田川 本当に去年は、何をしていたんだろうって思いますね。たしかに迷っていたというか……。中国では貪欲にゴールを狙っていたのに、チーム(鳥栖)に帰ってそういう気持ちが徐々に失われていって……。1年目、「自分が、自分が」っていう気持ちでゴールにガツガツ向かって行ったのに、2年目は「あれ?」って思うことが多くなって。



―― 昨年10月のU−19アジア選手権でも、エースとして期待されながら、4試合出場で1ゴール。クラブで出番を失い、難しい状況で迎えた大会だったと思うけど。

田川 そうですね。1年を通していい状態を保てなかった、いい方向に持っていけなかった、というのが正直なところです。だから、5月のU−20ワールドカップにかける想いはすごく強いですね。本番までに東京で少しでも成長して、世界で結果を残したい。その気持ちは今、すごく持っています。

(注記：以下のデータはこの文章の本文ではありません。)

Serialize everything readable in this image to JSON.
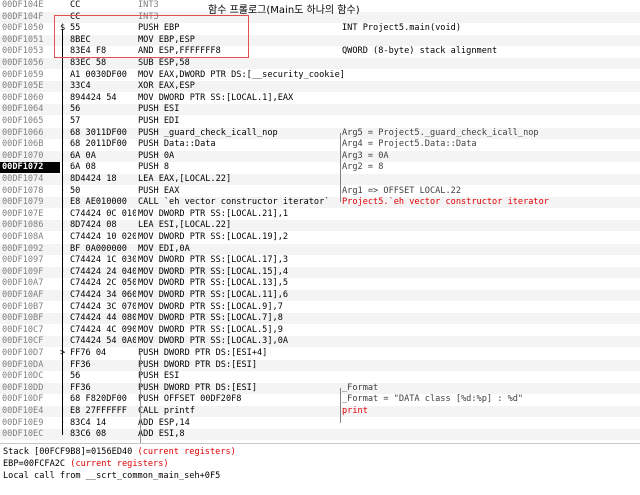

―― 2度目のU−20ワールドカップでもあるし、年長者でもあります。

田川 はい。その責任は間違いなく感じているので、どうやってチームを引っ張っていくかも常に考えています。

―― 同級生の堂安律選手(フローニンゲン)、冨安健洋選手(シント・トロイデン)は今、A代表としてプレーしています。刺激になったり、意識したりする?

田川 もちろん。とくに律は2年前のU−20ワールドカップで活躍して、海外移籍を掴み取った。攻撃の選手は結果を出せば、道が拓けていくじゃないですか。それはチャンスでしかないので、彼らに追いつきたい気持ちは常に持っています。

―― では、最後に。あらためて、プロ3年目の今シーズンをどういうシーズンにしていきたいですか?

田川 まずは自分のストロングをもっと強化していくこと、あと、シーズンを通してスタメンで出場したいですね。途中から出るよりも、頭から出たほうがやりやすいですし。そこですかね、一番は。そのうえでU−20ワールドカップで活躍したり、U−22日本代表に選んでもらえたらうれしいですね。

―― 思い浮かべているゴール数は?

田川 もちろん、結果を出したいですけど、数字は全然気にしてないです。みんなよりも取りたいっていう気持ちだけですね。

【profile】
田川亨介(たがわ・きょうすけ)
1999年2月11日生まれ、長崎県諫早市出身。サガン鳥栖の下部組織出身で、2017年にトップチームに昇格。同年、U−20日本代表に飛び級で選出される。2019年、FC東京に移籍。ポジション=FW。181cm、70kg。